In an era of booming retail sales, department store chains like Parkson Retail Group (3368.HKG) are becoming a trend of the past. Parkson, one of the first foreign retail brands to establish a foothold in mainland China, was once a kingpin of the retail scene, peddling cosmetics and jewelry from some of the country’s best locations. As of June 2011, it operated 49 department stores in 30 Chinese cities.
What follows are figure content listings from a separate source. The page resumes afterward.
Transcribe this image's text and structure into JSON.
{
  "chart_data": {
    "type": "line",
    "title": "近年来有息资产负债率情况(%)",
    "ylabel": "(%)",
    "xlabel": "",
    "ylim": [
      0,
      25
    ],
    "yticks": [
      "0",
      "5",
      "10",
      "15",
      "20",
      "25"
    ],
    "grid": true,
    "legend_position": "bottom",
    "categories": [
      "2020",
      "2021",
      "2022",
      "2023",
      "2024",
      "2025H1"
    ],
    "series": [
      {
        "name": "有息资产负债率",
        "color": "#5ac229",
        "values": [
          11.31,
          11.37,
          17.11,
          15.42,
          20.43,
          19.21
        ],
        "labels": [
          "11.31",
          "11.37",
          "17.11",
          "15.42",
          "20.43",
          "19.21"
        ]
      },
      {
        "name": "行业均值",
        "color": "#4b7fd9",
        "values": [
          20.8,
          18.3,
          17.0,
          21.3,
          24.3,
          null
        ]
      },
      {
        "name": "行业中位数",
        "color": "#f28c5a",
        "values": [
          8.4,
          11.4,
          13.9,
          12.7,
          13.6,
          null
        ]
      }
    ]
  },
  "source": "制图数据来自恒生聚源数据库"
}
Like other retailers, Parkson has benefited from favorable macro trends, including rapidly rising urban incomes and policies that aim to boost consumption. But despite these tailwinds, Parkson has begun losing market share to newer retail models. Many Chinese shoppers now swear by e-commerce sites like Taobao and Moonbasa. Meanwhile, “fast-fashion” retailers like Zara, H&M and Uniqlo have gained ground. These stores refresh their product mix every few weeks and have an almost scientific approach to product display. Parkson, in contrast, seems to feature a jumble of apparel brands.
Within the department store segment, Parkson faces tougher competition from two rising regional brands, Golden Eagle and Intime. These companies have concentrated their stores in their respective home bases of Jiangsu and Zhejiang provinces, thereby magnifying their brand strength and making the most of supplier relationships.
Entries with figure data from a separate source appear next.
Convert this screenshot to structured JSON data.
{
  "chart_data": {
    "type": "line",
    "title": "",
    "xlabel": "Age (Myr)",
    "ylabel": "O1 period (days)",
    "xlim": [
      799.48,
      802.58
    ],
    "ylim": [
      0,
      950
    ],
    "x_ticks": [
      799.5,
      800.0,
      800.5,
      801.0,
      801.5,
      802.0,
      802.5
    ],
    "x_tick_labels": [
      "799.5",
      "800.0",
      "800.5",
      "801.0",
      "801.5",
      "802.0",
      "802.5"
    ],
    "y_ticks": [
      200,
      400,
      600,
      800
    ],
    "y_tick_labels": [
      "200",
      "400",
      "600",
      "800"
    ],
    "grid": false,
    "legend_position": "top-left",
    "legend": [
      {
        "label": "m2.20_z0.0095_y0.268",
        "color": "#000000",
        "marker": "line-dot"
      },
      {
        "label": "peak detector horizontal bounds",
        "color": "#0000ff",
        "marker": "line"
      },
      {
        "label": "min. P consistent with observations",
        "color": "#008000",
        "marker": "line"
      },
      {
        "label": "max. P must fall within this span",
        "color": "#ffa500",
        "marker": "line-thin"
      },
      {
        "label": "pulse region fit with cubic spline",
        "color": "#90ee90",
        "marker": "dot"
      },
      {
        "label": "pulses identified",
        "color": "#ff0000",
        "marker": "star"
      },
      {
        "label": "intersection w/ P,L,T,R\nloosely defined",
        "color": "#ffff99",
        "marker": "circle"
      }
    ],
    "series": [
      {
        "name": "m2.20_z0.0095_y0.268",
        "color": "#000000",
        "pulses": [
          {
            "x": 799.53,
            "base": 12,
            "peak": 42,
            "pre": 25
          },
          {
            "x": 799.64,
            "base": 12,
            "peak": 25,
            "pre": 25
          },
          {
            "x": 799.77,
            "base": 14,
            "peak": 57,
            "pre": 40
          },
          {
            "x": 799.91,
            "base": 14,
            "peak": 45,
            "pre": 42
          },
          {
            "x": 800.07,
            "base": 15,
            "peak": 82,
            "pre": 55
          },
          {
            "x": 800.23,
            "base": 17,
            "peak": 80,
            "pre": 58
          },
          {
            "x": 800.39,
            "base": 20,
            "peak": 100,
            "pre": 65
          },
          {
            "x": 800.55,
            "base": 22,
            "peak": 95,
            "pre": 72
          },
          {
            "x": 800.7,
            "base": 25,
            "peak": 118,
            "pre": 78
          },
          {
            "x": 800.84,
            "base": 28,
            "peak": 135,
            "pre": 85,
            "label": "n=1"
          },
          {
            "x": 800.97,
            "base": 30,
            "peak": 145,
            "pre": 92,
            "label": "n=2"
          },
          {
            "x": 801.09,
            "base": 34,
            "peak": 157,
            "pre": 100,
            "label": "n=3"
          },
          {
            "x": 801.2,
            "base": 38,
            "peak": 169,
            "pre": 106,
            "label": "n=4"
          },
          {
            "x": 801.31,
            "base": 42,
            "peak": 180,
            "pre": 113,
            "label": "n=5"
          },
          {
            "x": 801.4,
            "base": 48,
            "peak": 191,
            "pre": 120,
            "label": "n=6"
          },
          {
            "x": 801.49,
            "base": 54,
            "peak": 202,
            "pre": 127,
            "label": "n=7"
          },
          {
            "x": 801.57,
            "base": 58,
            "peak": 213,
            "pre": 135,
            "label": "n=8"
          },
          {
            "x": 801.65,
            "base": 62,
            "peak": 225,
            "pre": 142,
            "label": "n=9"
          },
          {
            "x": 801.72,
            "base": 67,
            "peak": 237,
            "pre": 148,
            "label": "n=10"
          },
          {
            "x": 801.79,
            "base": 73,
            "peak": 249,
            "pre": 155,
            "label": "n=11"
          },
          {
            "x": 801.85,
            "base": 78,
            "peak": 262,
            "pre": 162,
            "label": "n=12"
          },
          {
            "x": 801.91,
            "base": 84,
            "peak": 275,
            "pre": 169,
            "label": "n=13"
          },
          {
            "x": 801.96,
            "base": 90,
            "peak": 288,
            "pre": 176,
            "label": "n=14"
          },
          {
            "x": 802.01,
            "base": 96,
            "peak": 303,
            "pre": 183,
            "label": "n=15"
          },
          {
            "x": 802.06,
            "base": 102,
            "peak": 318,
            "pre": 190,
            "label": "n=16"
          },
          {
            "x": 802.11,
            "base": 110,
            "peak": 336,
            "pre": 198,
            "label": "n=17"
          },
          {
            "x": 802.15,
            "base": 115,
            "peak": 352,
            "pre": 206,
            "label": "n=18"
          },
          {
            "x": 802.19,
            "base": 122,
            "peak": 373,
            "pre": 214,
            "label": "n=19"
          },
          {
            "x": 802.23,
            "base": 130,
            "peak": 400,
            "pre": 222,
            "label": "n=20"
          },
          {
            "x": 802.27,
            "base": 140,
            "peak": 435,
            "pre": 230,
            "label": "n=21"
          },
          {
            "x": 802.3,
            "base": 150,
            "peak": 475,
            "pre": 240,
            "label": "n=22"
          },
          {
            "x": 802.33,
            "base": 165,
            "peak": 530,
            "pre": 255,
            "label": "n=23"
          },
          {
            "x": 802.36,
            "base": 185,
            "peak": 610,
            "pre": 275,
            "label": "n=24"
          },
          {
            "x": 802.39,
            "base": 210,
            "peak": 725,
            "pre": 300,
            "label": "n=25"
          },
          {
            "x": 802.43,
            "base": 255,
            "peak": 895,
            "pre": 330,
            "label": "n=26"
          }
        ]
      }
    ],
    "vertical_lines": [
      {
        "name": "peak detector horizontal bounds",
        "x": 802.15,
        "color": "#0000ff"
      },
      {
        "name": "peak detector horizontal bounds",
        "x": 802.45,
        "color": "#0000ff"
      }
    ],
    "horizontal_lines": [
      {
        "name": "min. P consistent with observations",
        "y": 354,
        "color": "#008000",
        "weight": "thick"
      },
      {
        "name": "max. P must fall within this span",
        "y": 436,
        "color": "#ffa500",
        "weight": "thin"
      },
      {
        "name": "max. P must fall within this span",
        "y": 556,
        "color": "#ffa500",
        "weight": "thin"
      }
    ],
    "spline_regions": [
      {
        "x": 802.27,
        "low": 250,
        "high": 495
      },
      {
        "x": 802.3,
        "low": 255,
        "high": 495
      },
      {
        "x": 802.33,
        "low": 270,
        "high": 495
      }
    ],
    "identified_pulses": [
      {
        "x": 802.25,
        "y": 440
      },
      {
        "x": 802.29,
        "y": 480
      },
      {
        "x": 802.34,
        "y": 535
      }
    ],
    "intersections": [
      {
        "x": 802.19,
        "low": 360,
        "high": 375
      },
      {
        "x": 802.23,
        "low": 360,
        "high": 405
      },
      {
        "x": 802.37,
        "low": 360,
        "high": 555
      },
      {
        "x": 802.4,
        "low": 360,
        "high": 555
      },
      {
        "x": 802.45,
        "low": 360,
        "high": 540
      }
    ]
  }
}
The varying success of these strategies is evident in financial results. In the first half of 2011, Parkson reported that sales in stores open for more than one year grew 13.3%, compared with 28.7% for Golden Eagle and 28.4% for Intime.
These middling results have pushed Parkson’s majority shareholders, the Kuala Lumpur-based Parkson Holdings, to look to other markets. The parent company also owns another offshoot, Parkson Asia Retail, which manages 53 stores in Malaysia, Vietnam and Indonesia, and just received a fresh injection of US$108 million from an IPO in Singapore. In December, executives revealed plans to use that cash to expand into Myanmar, Thailand and the Philippines next year.
The shift should benefit the parent company. Southeast Asia is just beginning to replicate China’s consumer story. Parkson executives expect sales to grow by around 15-20% annually in Vietnam and 8-10% in Malaysia and Indonesia.
But any bump for the Singapore-listed unit is likely to translate into greater stagnation for the mainland business. After all, a market as large and fast-moving as China retail demands a brand’s full attention.